Das historische Waaghäusle „In der Schneck“ kennen alle Bissingerinnen und Bissinger. Was es mit dem kleinen Fachwerkhaus an der Vorderen Straße vor den Wohnhäusern 13 bis 17 genau auf sich hat, wissen aber vielleicht doch nicht alle. Das soll sich nun ändern, denn es gibt eine Idee für die Neugestaltung des kleinen Platzes.
Winfried Tränkner, renommierter Bildhauer und als gebürtiger Dettinger seit Jahren ein „Wahl-Bissinger“, hat dem Gemeinderat kürzlich einen Entwurf für eine Bronzetafel vorgestellt. Sie soll nach mehreren Beratungen nun 100 auf 80 Zentimeter groß sein. Zwei Entwürfe hatte der Künstler mit Bleistift vorgezeichnet und dem Gremium vorgestellt, am Ende fiel die Wahl schließlich auf die Version mit weniger Menschen, dafür mehr Sichtbarkeit für das Waaghäusle, um das es ja eigentlich geht.
Von einigen Gemeinderäten gab es noch wertvolle Tipps für den Künstler. Ratsmitglied und Landwirt Siegfried Nägele fiel auf der ausgewählten Zeichnung auf, dass der Treiber auf der rechten Seite des Rinds geht. „Das ist ein No-Go“, erklärt Nägele. Hintergrund ist, dass Rinder meistens versuchen, mit dem linken Auge etwas ihnen Unbekanntes zu erfassen. Gelingt das nicht, geraten sie leicht in Stress. Sowohl der Künstler und Bürgermeister zeigen sich beeindruckt von so viel Fachwissen.
Gemeinderat hatte Spaß
Für Heiterkeit sorgte der Einwurf, dass ein Bauer mit dem linken Fuß auf der Waage steht. „Heute läuft’s“, bemerkt Marcel Musolf lachend und auch der Künstler verspricht eine Korrektur auf dem finalen Entwurf. Das Feedback über die Qualität des Entwurfs fällt dagegen durchweg positiv aus: Das Gremium ist stolz, dass sich der Künstler des zentralen Platzes im Ort annimmt. „Für mich ist es eine große Ehre, in Bissingen so etwas machen zu können“, gibt der die Komplimente zurück.

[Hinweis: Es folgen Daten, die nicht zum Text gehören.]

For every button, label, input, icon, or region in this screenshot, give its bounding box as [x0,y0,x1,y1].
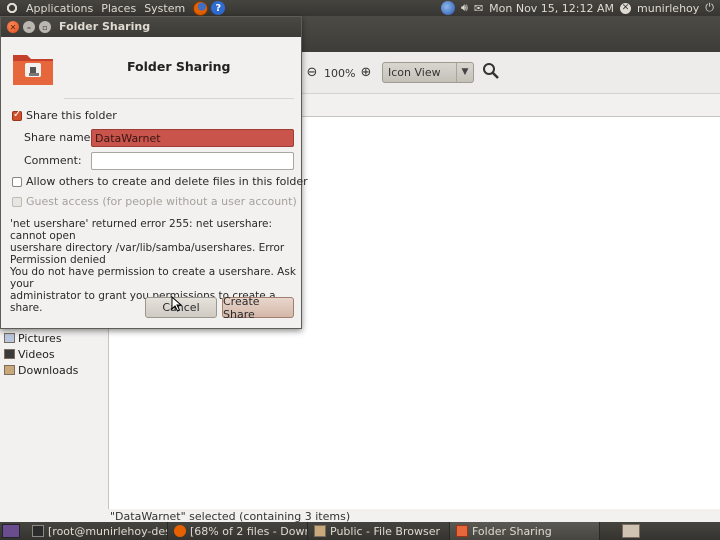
taskbar-item-file-browser[interactable]: Public - File Browser [308,522,450,540]
error-line: 'net usershare' returned error 255: net … [10,218,273,242]
view-mode-select[interactable]: Icon View ▼ [382,62,474,83]
pictures-folder-icon [4,333,15,343]
comment-label: Comment: [24,154,82,167]
taskbar-item-downloads[interactable]: [68% of 2 files - Downl... [168,522,308,540]
folder-share-icon [456,525,468,537]
error-line: usershare directory /var/lib/samba/users… [10,242,285,254]
dialog-title: Folder Sharing [59,20,151,33]
divider [64,98,294,99]
dialog-titlebar[interactable]: ✕ – ▫ Folder Sharing [1,17,301,37]
error-line: Permission denied [10,254,106,266]
dialog-heading: Folder Sharing [127,59,231,74]
help-icon[interactable]: ? [211,1,226,15]
taskbar-item-label: [root@munirlehoy-desk... [48,524,167,538]
taskbar-item-folder-sharing[interactable]: Folder Sharing [450,522,600,540]
bottom-panel: [root@munirlehoy-desk... [68% of 2 files… [0,522,720,540]
sidebar-item-videos[interactable]: Videos [4,346,55,362]
firefox-icon[interactable] [193,0,209,16]
menu-applications[interactable]: Applications [22,2,97,15]
system-tray: 🔊︎ ✉ Mon Nov 15, 12:12 AM ✕ munirlehoy ⏻ [441,0,720,16]
user-name[interactable]: munirlehoy [637,2,699,15]
view-mode-value: Icon View [388,66,441,79]
taskbar-item-label: [68% of 2 files - Downl... [190,524,307,538]
user-status-icon[interactable]: ✕ [620,2,632,14]
clock[interactable]: Mon Nov 15, 12:12 AM [489,2,614,15]
top-panel: Applications Places System ? 🔊︎ ✉ Mon No… [0,0,720,16]
show-desktop-icon[interactable] [2,524,20,538]
videos-folder-icon [4,349,15,359]
allow-others-label: Allow others to create and delete files … [26,175,308,188]
share-folder-checkbox[interactable] [12,109,22,121]
menu-system[interactable]: System [140,2,189,15]
sidebar-item-downloads[interactable]: Downloads [4,362,78,378]
chevron-down-icon: ▼ [456,63,473,82]
sidebar-item-label: Videos [18,347,55,361]
sidebar-item-label: Downloads [18,363,79,377]
maximize-icon[interactable]: ▫ [39,21,51,33]
terminal-icon [32,525,44,537]
ubuntu-logo-icon[interactable] [6,2,18,14]
mail-icon[interactable]: ✉ [474,2,483,15]
taskbar-item-label: Folder Sharing [472,524,552,538]
zoom-level: 100% [324,67,356,80]
workspace-switcher-icon[interactable] [622,524,640,538]
share-name-label: Share name: [24,131,95,144]
folder-share-icon [13,55,53,85]
zoom-in-icon[interactable]: ⊕ [358,65,374,81]
sidebar-item-pictures[interactable]: Pictures [4,330,62,346]
volume-icon[interactable]: 🔊︎ [461,1,468,15]
zoom-out-icon[interactable]: ⊖ [304,65,320,81]
share-folder-label: Share this folder [26,109,117,122]
download-icon [174,525,186,537]
search-icon[interactable] [482,62,500,80]
folder-icon [314,525,326,537]
error-line: You do not have permission to create a u… [10,266,296,290]
network-icon[interactable] [441,1,455,15]
close-icon[interactable]: ✕ [7,21,19,33]
downloads-folder-icon [4,365,15,375]
share-name-field[interactable]: DataWarnet [91,129,294,147]
top-menu: Applications Places System ? [0,0,226,16]
sidebar-item-label: Pictures [18,331,62,345]
guest-access-checkbox [12,197,22,207]
create-share-button[interactable]: Create Share [222,295,294,321]
mouse-cursor-icon [171,296,183,312]
guest-access-label: Guest access (for people without a user … [26,195,297,208]
taskbar-item-label: Public - File Browser [330,524,440,538]
menu-places[interactable]: Places [97,2,140,15]
allow-others-checkbox[interactable] [12,177,22,187]
taskbar-item-terminal[interactable]: [root@munirlehoy-desk... [26,522,168,540]
minimize-icon[interactable]: – [23,21,35,33]
power-icon[interactable]: ⏻ [705,1,714,15]
comment-field[interactable] [91,152,294,170]
folder-sharing-dialog: ✕ – ▫ Folder Sharing Folder Sharing Shar… [0,16,308,329]
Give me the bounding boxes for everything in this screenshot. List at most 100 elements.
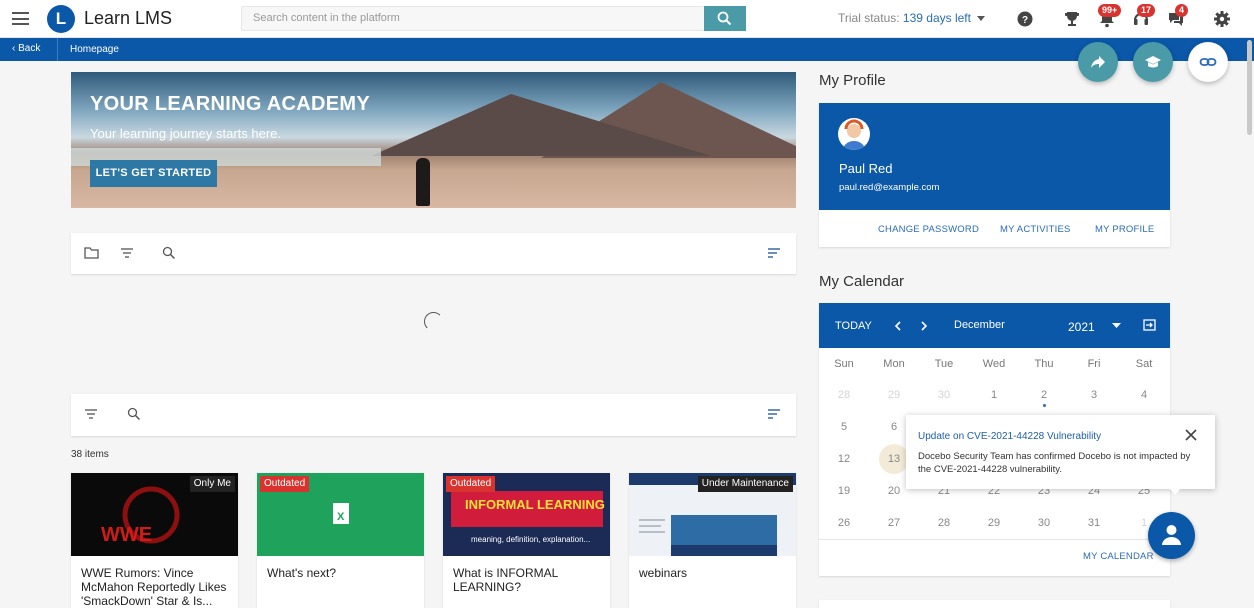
banner-title: YOUR LEARNING ACADEMY bbox=[90, 93, 371, 115]
menu-icon[interactable] bbox=[12, 12, 29, 25]
calendar-day[interactable]: 12 bbox=[819, 453, 869, 465]
calendar-day[interactable]: 4 bbox=[1119, 389, 1169, 401]
security-notice-popup: Update on CVE-2021-44228 Vulnerability D… bbox=[906, 415, 1215, 495]
notice-title[interactable]: Update on CVE-2021-44228 Vulnerability bbox=[918, 431, 1101, 442]
user-icon bbox=[1162, 525, 1181, 545]
trophy-icon[interactable] bbox=[1063, 10, 1081, 28]
search-button[interactable] bbox=[704, 6, 746, 31]
my-profile-link[interactable]: MY PROFILE bbox=[1095, 224, 1154, 235]
loading-spinner-icon bbox=[424, 312, 443, 331]
calendar-day[interactable]: 26 bbox=[819, 517, 869, 529]
calendar-day[interactable]: 19 bbox=[819, 485, 869, 497]
sort-icon[interactable] bbox=[767, 407, 781, 421]
top-header: L Learn LMS Search content in the platfo… bbox=[0, 0, 1254, 38]
calendar-day[interactable]: 3 bbox=[1069, 389, 1119, 401]
calendar-day[interactable]: 30 bbox=[919, 389, 969, 401]
help-icon[interactable]: ? bbox=[1016, 10, 1034, 28]
trial-status[interactable]: Trial status: 139 days left bbox=[838, 11, 986, 25]
weekday-label: Tue bbox=[934, 358, 954, 370]
catalog-toolbar bbox=[71, 233, 796, 274]
calendar-day-today[interactable]: 13 bbox=[879, 444, 909, 474]
calendar-day[interactable]: 28 bbox=[819, 389, 869, 401]
card-tag: Outdated bbox=[446, 476, 496, 492]
profile-email: paul.red@example.com bbox=[839, 182, 940, 193]
card-tag: Only Me bbox=[189, 476, 235, 492]
course-card[interactable]: WWE Only Me WWE Rumors: Vince McMahon Re… bbox=[71, 473, 238, 608]
app-name[interactable]: Learn LMS bbox=[84, 8, 172, 29]
caret-down-icon[interactable] bbox=[1112, 323, 1121, 329]
search-icon[interactable] bbox=[127, 407, 141, 421]
calendar-day[interactable]: 28 bbox=[919, 517, 969, 529]
exit-icon[interactable] bbox=[1143, 319, 1156, 331]
filter-icon[interactable] bbox=[120, 246, 134, 260]
my-calendar-link[interactable]: MY CALENDAR bbox=[1083, 551, 1154, 562]
card-title: webinars bbox=[639, 566, 688, 580]
card-title: What is INFORMAL LEARNING? bbox=[453, 566, 558, 594]
calendar-month: December bbox=[954, 319, 1005, 331]
banner-person-silhouette bbox=[416, 158, 430, 206]
course-card[interactable]: X Outdated What's next? bbox=[257, 473, 424, 608]
thumb-heading: INFORMAL LEARNING bbox=[465, 497, 605, 512]
messages-badge: 17 bbox=[1137, 4, 1156, 17]
hero-banner: YOUR LEARNING ACADEMY Your learning jour… bbox=[71, 72, 796, 208]
card-tag: Outdated bbox=[260, 476, 310, 492]
chevron-left-icon[interactable] bbox=[894, 321, 902, 331]
sort-icon[interactable] bbox=[767, 246, 781, 260]
calendar-day[interactable]: 27 bbox=[869, 517, 919, 529]
my-activities-link[interactable]: MY ACTIVITIES bbox=[1000, 224, 1071, 235]
calendar-day[interactable]: 29 bbox=[969, 517, 1019, 529]
gear-icon[interactable] bbox=[1213, 10, 1231, 28]
card-tag: Under Maintenance bbox=[697, 476, 793, 492]
profile-section-title: My Profile bbox=[819, 72, 886, 89]
calendar-day[interactable]: 2 bbox=[1019, 389, 1069, 401]
support-chat-button[interactable] bbox=[1148, 512, 1195, 559]
next-widget-card bbox=[819, 600, 1170, 608]
chevron-right-icon[interactable] bbox=[920, 321, 928, 331]
calendar-day[interactable]: 5 bbox=[819, 421, 869, 433]
calendar-year-select[interactable]: 2021 bbox=[1068, 320, 1095, 334]
folder-icon[interactable] bbox=[84, 246, 99, 260]
today-button[interactable]: TODAY bbox=[835, 320, 872, 332]
chevron-left-icon: ‹ bbox=[12, 43, 16, 54]
close-icon[interactable] bbox=[1185, 429, 1197, 441]
calendar-header: TODAY December 2021 bbox=[819, 303, 1170, 348]
profile-header: Paul Red paul.red@example.com bbox=[819, 103, 1170, 210]
breadcrumb-bar: ‹ Back Homepage bbox=[0, 38, 1254, 61]
avatar[interactable] bbox=[838, 118, 870, 150]
scrollbar[interactable] bbox=[1247, 40, 1252, 135]
search-icon[interactable] bbox=[162, 246, 176, 260]
calendar-divider bbox=[819, 539, 1170, 540]
calendar-day[interactable]: 30 bbox=[1019, 517, 1069, 529]
course-card[interactable]: Under Maintenance webinars bbox=[629, 473, 796, 608]
banner-mountain bbox=[371, 94, 711, 156]
nav-divider bbox=[57, 38, 58, 61]
search-input[interactable]: Search content in the platform bbox=[241, 6, 705, 31]
weekday-label: Sun bbox=[834, 358, 854, 370]
weekday-label: Fri bbox=[1087, 358, 1101, 370]
trial-days: 139 days left bbox=[902, 11, 971, 25]
share-button[interactable] bbox=[1078, 42, 1118, 82]
change-password-link[interactable]: CHANGE PASSWORD bbox=[878, 224, 979, 235]
link-icon bbox=[1199, 58, 1217, 66]
course-card[interactable]: INFORMAL LEARNING meaning, definition, e… bbox=[443, 473, 610, 608]
back-button[interactable]: ‹ Back bbox=[12, 43, 40, 54]
trial-label: Trial status: bbox=[838, 11, 900, 25]
filter-icon[interactable] bbox=[84, 407, 98, 421]
course-button[interactable] bbox=[1133, 42, 1173, 82]
weekday-label: Sat bbox=[1135, 358, 1153, 370]
calendar-day[interactable]: 1 bbox=[969, 389, 1019, 401]
calendar-day[interactable]: 31 bbox=[1069, 517, 1119, 529]
profile-card: Paul Red paul.red@example.com CHANGE PAS… bbox=[819, 103, 1170, 247]
link-button[interactable] bbox=[1188, 42, 1228, 82]
calendar-day[interactable]: 29 bbox=[869, 389, 919, 401]
weekday-label: Thu bbox=[1034, 358, 1054, 370]
logo-icon[interactable]: L bbox=[47, 5, 75, 33]
chat-badge: 4 bbox=[1175, 4, 1189, 17]
back-label: Back bbox=[18, 43, 41, 54]
get-started-button[interactable]: LET'S GET STARTED bbox=[90, 160, 217, 187]
svg-text:?: ? bbox=[1022, 15, 1028, 26]
notifications-badge: 99+ bbox=[1098, 4, 1122, 17]
breadcrumb-homepage[interactable]: Homepage bbox=[70, 44, 119, 55]
weekday-label: Wed bbox=[982, 358, 1006, 370]
popup-pointer bbox=[1168, 487, 1182, 495]
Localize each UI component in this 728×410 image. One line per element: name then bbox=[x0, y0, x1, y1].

Die Waage war Anfang des vorigen Jahrhunderts ein wichtiger Treffpunkt für die Landwirte des Ortes, dort brachte man das Rinder-Jungvieh im Frühjahr und Herbst zum Wiegen hin. Allerdings lag sie ursprünglich vor der Kirche. „Sie wurde dann in den 30er-Jahren verlegt und bekam dann ein richtiges Häusle, vorher gab es nur einen Wellblech-Unterstand“, erzählt Heinz Wagner, der mit Kreisarchivar Manfred Waßner das Bissinger Buch zur Ortsgeschichte bearbeitet hat, „Schätze aus dem Bildarchiv der Gemeinde“. Wagner konnte sogar noch mit einem Zeitzeugen sprechen.
"Feuer und Flamme“
Doch auch der „neue“ Standort ist in die Jahre gekommen, so sind unter anderem die Holzbohlen, welche die alte Waage symbolisierten, vermodert und mussten entfernt werden. Im Zuge der Neugestaltung kam man dann auf die Idee, das bestehende Häusle in den historischen Kontext einzubetten. Bürgermeister Marcel Musolf brachte dann den ortsansässigen Künstler ins Spiel, und siehe da: „Er war sogleich Feuer und Flamme“, berichtet der Schultes.
Winfried Tränkner hatte nicht nur die Idee einer Bronzetafel mit einer historischen Darstellung, sondern auch einem Erklärtext auf der Rückseite. Und auf dem Boden vor dem Waaghaus sollen dann drei Bohlen aus Bronze die alte Waage symbolisieren – garantiert wetterfest. Die Gesamtkosten werden mit 8300 Euro veranschlagt. „Das können wir uns leisten“, betont der Schultes.
Bis die Bronzeplatte samt Bogen, an dem sie befestigt wird, steht, werden vermutlich noch anderthalb Jahre ins Land ziehen. Denn zunächst muss noch ein Wohnhaus am Platz errichtet werden. „Da sollten die Bauarbeiten Ende des Jahres beginnen“, sagt Marcel Musolf. Bis das Ensemble aus Wohngebäuden, historischem Waaghäusle und Bronzetafel dann fertig ist, wird es vermutlich Ende 2024 sein.